Tuhan tidak mencari orang yang hanya tahu istirahat secara jasmani, tetapi yang benar-benar tahu berhenti dari sikap yang merusak kasih. Kita butuh Sabat bukan hanya untuk tubuh, tapi untuk hati. Berhenti dari ambisi untuk membuktikan diri, dari dorongan untuk selalu benar sendiri, dan dari keinginan mengontrol segala sesuatu. Sabat bukan soal hari tertentu, tapi tentang sikap hati yang percaya dan membiarkan Tuhan memimpin.
Melihat secara utuh berarti berani melihat lebih dari apa yang tampak. Tidak sekadar melihat perbuatan, tapi memahami isi hati. Kita terlalu sering menghakimi dari luar tanpa peduli apa yang sedang dikerjakan Tuhan di dalam hidup orang lain. Kita terlalu cepat bicara, tapi lambat untuk mendengar. Kita lebih suka menjadi pengamat yang keras daripada saudara yang mengasihi. Padahal bisa jadi, kita sedang melewatkan momen kudus di mana Tuhan sedang menyembuhkan seseorang di depan mata kita.
Renungan ini menegur gaya hidup rohani yang semu—yang sibuk mempertahankan kebenaran, tapi kehilangan belas kasih. Kita bisa saja rajin beribadah, tapi jauh dari kelembutan. Kita bisa mengutip ayat, tapi tidak membawa penghiburan. Maka, mari kita kembali pada inti: apakah yang kita lakukan mendekatkan orang kepada Tuhan, atau justru menjauhkan mereka karena kita terlalu sibuk merasa paling benar?
Tuhan memanggil kita untuk menjadi pribadi yang hadir dengan damai, bukan dengan penghakiman. Untuk belajar beristirahat dalam kasih, bukan sibuk membela aturan.
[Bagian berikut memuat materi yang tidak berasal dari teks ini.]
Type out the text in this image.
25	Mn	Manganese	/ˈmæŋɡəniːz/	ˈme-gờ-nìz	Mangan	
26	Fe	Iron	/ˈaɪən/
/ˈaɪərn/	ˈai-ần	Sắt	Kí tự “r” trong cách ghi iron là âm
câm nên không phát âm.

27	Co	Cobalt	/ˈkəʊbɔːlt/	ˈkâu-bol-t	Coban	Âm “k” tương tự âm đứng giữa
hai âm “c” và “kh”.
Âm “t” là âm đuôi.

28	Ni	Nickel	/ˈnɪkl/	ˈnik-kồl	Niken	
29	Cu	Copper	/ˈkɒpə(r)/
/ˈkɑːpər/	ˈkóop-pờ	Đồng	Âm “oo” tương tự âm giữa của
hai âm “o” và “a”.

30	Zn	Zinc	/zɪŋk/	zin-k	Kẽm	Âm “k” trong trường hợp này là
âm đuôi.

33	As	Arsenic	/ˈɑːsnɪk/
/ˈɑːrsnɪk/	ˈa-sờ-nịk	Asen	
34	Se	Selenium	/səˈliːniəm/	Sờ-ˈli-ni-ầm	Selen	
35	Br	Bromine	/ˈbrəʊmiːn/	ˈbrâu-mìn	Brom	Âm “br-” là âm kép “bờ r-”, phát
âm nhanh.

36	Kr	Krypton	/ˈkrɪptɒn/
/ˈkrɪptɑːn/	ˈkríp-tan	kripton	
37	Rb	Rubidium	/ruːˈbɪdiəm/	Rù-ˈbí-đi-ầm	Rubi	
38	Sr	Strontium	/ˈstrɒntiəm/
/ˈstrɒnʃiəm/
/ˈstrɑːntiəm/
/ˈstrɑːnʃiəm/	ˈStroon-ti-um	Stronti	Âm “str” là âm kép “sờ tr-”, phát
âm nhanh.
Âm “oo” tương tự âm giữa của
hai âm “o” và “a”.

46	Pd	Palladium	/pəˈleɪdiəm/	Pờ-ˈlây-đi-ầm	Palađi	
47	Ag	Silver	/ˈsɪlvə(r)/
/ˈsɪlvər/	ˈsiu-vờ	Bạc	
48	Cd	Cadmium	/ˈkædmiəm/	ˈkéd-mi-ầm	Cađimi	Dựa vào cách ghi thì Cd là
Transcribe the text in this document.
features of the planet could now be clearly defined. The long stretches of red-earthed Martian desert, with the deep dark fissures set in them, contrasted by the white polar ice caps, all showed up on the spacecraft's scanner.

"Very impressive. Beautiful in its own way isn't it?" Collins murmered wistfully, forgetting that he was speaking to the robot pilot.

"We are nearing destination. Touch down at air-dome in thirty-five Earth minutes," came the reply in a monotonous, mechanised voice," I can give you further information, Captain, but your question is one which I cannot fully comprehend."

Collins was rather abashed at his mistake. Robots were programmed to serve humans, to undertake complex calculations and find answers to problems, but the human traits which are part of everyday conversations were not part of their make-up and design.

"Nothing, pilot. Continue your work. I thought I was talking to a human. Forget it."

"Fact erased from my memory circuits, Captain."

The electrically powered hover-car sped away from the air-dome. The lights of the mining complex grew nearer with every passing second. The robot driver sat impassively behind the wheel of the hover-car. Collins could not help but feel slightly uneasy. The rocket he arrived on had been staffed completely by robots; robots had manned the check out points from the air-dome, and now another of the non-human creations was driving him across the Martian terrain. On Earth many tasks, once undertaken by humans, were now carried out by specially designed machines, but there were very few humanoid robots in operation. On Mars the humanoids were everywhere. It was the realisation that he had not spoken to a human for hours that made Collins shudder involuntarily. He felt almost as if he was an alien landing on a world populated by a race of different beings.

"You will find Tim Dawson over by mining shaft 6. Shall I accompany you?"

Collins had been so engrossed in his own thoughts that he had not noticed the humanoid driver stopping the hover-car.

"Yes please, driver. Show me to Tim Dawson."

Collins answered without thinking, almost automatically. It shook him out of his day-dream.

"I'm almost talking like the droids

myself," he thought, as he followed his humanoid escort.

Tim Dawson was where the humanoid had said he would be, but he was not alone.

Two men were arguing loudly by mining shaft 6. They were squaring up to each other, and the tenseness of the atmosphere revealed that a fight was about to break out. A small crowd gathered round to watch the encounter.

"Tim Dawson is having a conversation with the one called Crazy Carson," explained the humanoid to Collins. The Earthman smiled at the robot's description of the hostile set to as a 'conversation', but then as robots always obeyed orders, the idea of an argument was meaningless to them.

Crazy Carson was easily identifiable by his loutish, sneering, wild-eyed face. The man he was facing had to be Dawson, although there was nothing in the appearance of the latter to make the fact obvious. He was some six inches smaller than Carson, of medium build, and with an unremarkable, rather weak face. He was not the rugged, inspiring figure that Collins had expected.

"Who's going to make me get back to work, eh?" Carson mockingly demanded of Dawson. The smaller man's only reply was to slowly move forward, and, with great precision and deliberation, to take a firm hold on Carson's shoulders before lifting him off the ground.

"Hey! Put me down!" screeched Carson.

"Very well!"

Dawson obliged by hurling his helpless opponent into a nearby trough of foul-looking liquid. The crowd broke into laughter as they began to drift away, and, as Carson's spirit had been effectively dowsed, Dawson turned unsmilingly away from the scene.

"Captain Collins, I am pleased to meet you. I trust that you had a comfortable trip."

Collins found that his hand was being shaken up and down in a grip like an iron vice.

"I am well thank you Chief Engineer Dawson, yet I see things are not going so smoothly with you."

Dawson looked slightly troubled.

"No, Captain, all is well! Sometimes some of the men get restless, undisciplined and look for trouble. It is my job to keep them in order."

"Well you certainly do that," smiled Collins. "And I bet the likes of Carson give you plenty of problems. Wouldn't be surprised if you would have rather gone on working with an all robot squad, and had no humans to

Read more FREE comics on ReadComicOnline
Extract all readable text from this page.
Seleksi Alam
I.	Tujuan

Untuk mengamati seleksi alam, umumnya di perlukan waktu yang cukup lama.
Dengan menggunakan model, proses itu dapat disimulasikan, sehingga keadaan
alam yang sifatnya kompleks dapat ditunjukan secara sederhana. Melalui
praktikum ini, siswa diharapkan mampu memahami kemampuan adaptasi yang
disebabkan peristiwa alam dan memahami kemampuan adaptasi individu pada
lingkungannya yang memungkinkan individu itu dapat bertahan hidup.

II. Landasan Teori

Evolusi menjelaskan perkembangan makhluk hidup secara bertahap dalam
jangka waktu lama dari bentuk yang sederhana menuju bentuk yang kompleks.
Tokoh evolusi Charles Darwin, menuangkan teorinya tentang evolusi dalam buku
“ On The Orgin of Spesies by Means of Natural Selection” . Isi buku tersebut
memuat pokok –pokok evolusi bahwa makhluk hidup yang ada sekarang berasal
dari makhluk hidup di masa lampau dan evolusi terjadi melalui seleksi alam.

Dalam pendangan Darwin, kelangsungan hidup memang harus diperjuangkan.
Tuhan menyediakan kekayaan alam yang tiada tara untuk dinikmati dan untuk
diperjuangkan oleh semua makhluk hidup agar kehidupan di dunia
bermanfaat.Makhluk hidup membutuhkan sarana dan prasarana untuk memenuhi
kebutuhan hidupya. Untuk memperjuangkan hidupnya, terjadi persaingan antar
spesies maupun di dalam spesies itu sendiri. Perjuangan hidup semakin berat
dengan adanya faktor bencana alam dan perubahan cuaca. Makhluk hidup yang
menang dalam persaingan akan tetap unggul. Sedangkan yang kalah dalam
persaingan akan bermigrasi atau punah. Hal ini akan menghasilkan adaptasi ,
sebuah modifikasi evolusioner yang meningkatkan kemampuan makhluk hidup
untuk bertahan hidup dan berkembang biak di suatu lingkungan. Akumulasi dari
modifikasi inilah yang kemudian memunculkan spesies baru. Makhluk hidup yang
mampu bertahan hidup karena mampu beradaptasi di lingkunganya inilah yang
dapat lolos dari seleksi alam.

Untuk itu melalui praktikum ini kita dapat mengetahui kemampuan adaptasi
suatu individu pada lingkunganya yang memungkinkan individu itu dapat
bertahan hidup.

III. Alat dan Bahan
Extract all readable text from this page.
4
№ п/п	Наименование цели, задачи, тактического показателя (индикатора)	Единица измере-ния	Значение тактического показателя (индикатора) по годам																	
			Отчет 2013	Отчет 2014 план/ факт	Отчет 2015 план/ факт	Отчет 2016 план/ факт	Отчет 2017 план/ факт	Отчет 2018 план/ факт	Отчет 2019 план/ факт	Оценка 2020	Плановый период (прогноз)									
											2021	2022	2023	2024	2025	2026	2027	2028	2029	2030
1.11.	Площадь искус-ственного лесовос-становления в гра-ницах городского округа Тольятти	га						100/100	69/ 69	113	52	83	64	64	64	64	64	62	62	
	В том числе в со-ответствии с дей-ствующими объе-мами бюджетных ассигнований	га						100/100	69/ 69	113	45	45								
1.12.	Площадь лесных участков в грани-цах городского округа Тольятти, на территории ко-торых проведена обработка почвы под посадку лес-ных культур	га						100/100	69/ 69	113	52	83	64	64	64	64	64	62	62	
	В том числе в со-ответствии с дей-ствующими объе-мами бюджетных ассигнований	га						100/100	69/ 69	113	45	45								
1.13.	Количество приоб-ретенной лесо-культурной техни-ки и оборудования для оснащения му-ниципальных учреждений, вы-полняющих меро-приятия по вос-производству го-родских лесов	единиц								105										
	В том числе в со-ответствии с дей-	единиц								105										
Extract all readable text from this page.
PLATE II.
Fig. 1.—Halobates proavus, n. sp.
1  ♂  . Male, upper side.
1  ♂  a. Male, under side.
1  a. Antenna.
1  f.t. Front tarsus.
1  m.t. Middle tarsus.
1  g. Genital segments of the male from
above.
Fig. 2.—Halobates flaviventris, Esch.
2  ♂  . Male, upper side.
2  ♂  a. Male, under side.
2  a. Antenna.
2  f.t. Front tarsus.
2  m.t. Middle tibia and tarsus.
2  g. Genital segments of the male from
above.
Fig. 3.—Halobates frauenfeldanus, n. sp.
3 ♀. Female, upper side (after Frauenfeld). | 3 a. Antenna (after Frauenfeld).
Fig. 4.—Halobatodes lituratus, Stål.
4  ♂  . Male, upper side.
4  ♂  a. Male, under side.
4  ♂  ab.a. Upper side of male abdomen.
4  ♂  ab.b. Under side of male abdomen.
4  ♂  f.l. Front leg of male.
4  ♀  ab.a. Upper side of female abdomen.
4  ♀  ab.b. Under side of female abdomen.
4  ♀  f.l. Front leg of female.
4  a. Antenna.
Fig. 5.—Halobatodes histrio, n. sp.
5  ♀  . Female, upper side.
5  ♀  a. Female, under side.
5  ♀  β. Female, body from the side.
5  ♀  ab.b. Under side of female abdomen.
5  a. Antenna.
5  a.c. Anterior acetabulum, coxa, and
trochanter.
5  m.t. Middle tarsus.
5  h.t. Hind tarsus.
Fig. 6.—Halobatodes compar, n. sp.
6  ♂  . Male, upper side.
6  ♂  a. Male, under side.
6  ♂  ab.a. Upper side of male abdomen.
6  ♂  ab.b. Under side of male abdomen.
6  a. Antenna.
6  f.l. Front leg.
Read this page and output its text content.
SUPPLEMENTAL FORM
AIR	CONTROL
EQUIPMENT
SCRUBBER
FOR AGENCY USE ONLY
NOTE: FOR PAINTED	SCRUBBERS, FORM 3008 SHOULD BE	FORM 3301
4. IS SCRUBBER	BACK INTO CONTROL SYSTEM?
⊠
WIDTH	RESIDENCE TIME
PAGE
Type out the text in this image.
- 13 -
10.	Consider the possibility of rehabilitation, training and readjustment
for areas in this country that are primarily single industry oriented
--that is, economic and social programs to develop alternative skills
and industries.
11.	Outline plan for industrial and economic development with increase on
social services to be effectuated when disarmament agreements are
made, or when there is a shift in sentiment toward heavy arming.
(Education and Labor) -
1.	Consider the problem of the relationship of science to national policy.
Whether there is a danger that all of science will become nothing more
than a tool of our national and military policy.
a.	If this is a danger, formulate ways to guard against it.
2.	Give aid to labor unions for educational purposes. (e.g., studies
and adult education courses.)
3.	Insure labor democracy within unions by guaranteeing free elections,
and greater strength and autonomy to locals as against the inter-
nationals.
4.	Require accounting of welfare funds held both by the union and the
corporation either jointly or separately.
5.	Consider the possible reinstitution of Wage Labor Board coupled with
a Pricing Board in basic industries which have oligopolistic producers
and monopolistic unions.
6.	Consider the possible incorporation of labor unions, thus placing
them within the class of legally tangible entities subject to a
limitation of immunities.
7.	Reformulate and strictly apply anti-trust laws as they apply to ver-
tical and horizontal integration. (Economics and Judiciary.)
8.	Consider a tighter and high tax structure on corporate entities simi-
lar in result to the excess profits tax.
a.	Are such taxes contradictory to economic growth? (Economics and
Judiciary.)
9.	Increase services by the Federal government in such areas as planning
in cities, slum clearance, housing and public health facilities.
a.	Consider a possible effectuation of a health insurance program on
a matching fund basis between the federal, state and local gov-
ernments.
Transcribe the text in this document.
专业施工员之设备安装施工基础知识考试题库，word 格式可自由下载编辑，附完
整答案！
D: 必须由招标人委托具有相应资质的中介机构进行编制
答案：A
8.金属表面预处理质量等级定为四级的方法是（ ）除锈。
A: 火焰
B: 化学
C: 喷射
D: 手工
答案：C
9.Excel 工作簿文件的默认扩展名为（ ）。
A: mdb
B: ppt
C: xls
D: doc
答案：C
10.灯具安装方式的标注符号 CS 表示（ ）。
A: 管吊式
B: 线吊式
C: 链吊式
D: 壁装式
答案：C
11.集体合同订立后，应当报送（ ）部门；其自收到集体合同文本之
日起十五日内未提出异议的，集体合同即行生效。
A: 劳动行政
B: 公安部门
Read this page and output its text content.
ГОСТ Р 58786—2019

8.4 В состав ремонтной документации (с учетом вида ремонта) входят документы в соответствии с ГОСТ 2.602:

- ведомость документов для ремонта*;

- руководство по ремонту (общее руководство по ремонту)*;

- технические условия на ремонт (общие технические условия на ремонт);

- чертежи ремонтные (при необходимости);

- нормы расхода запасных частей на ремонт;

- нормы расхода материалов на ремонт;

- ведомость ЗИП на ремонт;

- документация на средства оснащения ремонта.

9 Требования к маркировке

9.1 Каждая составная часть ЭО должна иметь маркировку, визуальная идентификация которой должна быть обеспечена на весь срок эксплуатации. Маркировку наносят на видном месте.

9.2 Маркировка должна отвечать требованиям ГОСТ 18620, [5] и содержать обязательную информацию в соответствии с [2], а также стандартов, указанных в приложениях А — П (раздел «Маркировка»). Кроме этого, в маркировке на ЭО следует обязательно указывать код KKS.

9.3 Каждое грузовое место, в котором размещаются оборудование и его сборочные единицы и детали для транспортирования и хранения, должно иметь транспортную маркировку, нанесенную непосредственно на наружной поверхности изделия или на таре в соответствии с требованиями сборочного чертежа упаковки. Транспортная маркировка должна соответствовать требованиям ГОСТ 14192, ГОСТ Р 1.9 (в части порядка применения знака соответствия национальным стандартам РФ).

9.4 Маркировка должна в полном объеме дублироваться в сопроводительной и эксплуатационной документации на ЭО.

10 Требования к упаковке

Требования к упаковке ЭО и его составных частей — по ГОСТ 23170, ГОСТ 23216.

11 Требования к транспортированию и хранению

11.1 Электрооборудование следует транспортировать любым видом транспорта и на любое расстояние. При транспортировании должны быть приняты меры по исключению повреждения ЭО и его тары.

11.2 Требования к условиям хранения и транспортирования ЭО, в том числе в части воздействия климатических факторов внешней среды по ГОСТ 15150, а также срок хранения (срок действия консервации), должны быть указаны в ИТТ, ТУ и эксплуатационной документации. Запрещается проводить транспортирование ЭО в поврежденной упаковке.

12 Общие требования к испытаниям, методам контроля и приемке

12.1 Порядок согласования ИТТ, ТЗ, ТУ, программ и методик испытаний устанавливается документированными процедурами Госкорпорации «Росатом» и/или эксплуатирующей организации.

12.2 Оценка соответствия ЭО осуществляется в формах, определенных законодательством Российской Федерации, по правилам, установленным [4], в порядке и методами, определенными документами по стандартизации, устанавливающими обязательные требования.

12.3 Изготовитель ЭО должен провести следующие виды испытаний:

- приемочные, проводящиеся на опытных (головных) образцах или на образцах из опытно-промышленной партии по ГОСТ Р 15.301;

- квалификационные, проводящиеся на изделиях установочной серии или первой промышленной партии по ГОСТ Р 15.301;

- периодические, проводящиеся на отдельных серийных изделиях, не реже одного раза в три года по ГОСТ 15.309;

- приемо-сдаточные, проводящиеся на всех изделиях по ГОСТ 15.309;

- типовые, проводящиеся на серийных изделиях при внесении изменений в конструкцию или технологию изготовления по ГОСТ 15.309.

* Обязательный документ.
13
Kita tidak diminta untuk mengubah semua orang, tapi untuk jadi tempat aman di mana orang lain bisa mengenal kasih-Nya. Di sanalah Sabat sejati itu terjadi—saat kasih lebih kuat dari aturan, dan belas kasih mengalahkan prasangka.
🙏 Doa:
Tuhan, ajar aku untuk berhenti dari kesibukan yang tidak membawa hidup. Lembutkan hatiku agar lebih peka terhadap karya-Mu dalam diri sesama. Tolong aku untuk menjadi pembawa damai, bukan penjaga aturan semata. Amin.
💡 “Sabat sejati terjadi ketika hati kita berhenti menghakimi dan mulai mengasihi.”